Anatomy of a Model#

Input Data#

In order to run any model, the user needs the input files in the data folder as identified in the configs\settings.yaml file and the configs\network_los.yaml file.

The following tables are currently implemented:

households - household attributes for each household being simulated. Index: household_id (see activitysim.abm.tables.households.py)

landuse - zonal land use (such as population and employment) attributes. Index: zone_id (see activitysim.abm.tables.landuse.py)

persons - person attributes for each person being simulated. Index: person_id (see activitysim.abm.tables.persons.py)

time windows - manages person time windows throughout the simulation. See Person Time Windows. Index: person_id (see the person_windows table create decorator in activitysim.abm.tables.time_windows.py)

tours - tour attributes for each tour (mandatory, non-mandatory, joint, and atwork-subtour) being simulated. Index: tour_id (see activitysim.abm.models.util.tour_frequency.py)

trips - trip attributes for each trip being simulated. Index: trip_id (see activitysim.abm.models.stop_frequency.py)

A few additional tables are also used, which are not really tables, but classes:

input store - reads input data tables from the input data store

constants - various constants used throughout the model system, such as person type codes

shadow pricing - shadow price calculator and associated utility methods, see shadow_pricing

size terms - created by reading the destination_choice_size_terms.csv input file. Index - segment (see activitysim.abm.tables.size_terms.py)

skims - each model runs requires skims, but how the skims are defined can vary significantly depending on the ActivitySim implementation. The skims class defines Inject injectables to access the skim matrices. The skims class reads the skims from the omx_file on disk.

table dictionary - stores which tables should be registered as random number generator channels for restartability of the pipeline

Zone System#

ActivitySim supports models with multiple zone systems.
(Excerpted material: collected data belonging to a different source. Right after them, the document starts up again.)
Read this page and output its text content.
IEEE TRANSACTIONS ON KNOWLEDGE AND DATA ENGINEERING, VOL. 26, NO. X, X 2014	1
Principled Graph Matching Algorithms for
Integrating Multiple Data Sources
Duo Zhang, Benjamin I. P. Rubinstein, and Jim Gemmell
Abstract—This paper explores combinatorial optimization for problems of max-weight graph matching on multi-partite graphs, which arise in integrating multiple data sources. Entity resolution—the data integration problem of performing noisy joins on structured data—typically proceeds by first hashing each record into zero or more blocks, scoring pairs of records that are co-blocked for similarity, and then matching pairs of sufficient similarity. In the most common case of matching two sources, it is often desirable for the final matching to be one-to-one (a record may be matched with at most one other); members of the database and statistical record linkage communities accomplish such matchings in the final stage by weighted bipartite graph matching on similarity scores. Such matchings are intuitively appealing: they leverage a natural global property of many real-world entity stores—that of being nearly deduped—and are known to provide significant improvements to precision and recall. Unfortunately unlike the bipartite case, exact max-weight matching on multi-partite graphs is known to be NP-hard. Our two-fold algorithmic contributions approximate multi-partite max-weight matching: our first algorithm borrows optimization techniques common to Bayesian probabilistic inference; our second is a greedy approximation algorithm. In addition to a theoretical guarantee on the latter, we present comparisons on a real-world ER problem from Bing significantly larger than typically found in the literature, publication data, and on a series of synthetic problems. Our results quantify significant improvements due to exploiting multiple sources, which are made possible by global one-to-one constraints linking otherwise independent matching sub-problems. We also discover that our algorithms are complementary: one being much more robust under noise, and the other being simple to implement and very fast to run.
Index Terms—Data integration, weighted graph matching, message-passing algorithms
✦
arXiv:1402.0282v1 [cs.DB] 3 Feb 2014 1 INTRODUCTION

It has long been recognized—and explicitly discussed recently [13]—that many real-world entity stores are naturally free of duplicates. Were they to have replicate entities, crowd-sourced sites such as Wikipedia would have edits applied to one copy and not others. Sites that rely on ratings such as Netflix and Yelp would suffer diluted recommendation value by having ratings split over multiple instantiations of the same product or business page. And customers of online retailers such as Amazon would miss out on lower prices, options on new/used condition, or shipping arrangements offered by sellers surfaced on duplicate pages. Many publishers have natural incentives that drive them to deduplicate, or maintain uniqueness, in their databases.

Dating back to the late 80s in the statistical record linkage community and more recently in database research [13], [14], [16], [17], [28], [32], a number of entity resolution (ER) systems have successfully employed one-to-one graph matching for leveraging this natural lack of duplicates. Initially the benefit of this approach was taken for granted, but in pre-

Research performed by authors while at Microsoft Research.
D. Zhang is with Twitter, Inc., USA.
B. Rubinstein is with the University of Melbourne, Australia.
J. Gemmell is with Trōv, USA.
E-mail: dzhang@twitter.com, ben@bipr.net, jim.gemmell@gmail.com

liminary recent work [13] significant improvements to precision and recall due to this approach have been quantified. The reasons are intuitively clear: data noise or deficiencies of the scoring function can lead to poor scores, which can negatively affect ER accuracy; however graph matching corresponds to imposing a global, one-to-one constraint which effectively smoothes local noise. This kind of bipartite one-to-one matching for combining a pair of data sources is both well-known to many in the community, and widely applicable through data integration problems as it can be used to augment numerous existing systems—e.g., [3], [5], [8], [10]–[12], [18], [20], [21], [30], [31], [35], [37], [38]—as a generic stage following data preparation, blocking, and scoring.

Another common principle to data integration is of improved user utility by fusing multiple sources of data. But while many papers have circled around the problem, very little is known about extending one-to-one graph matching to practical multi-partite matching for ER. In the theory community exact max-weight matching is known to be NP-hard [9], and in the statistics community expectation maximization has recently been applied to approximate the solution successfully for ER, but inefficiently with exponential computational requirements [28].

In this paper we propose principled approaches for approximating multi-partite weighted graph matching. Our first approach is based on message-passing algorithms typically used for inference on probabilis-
In a multiple zone system approach, households, land use, and trips are modeled at the microzone (MAZ) level. MAZs are smaller than traditional TAZs and therefore make for a more precise system. However, when considering network level-of-service (LOS) indicators (e.g. skims), the model uses different spatial resolutions for different travel modes in order to reduce the network modeling burden and model runtimes. The typical multiple zone system setup is a TAZ zone system for auto travel, a MAZ zone system for non-motorized travel, and optionally a transit access points (TAPs) zone system for transit.

The three versions of multiple zone systems are one-zone, two-zone, and three-zone.

One-zone: This version is based on TM1 and supports only TAZs. All origins and destinations are represented at the TAZ level, and all skims including auto, transit, and non-motorized times and costs are also represented at the TAZ level.

Two-zone: This version is similar to many DaySim models. It uses microzones (MAZs) for origins and destinations, and TAZs for specification of auto and transit times and costs. Impedance for walk or bike all-the-way from the origin to the destination can be specified at the MAZ level for close together origins and destinations, and at the TAZ level for further origins and destinations. Users can also override transit walk access and egress times with times specified in the MAZ file by transit mode. Careful pre-calculation of the assumed transit walk access and egress time by MAZ and transit mode is required depending on the network scenario.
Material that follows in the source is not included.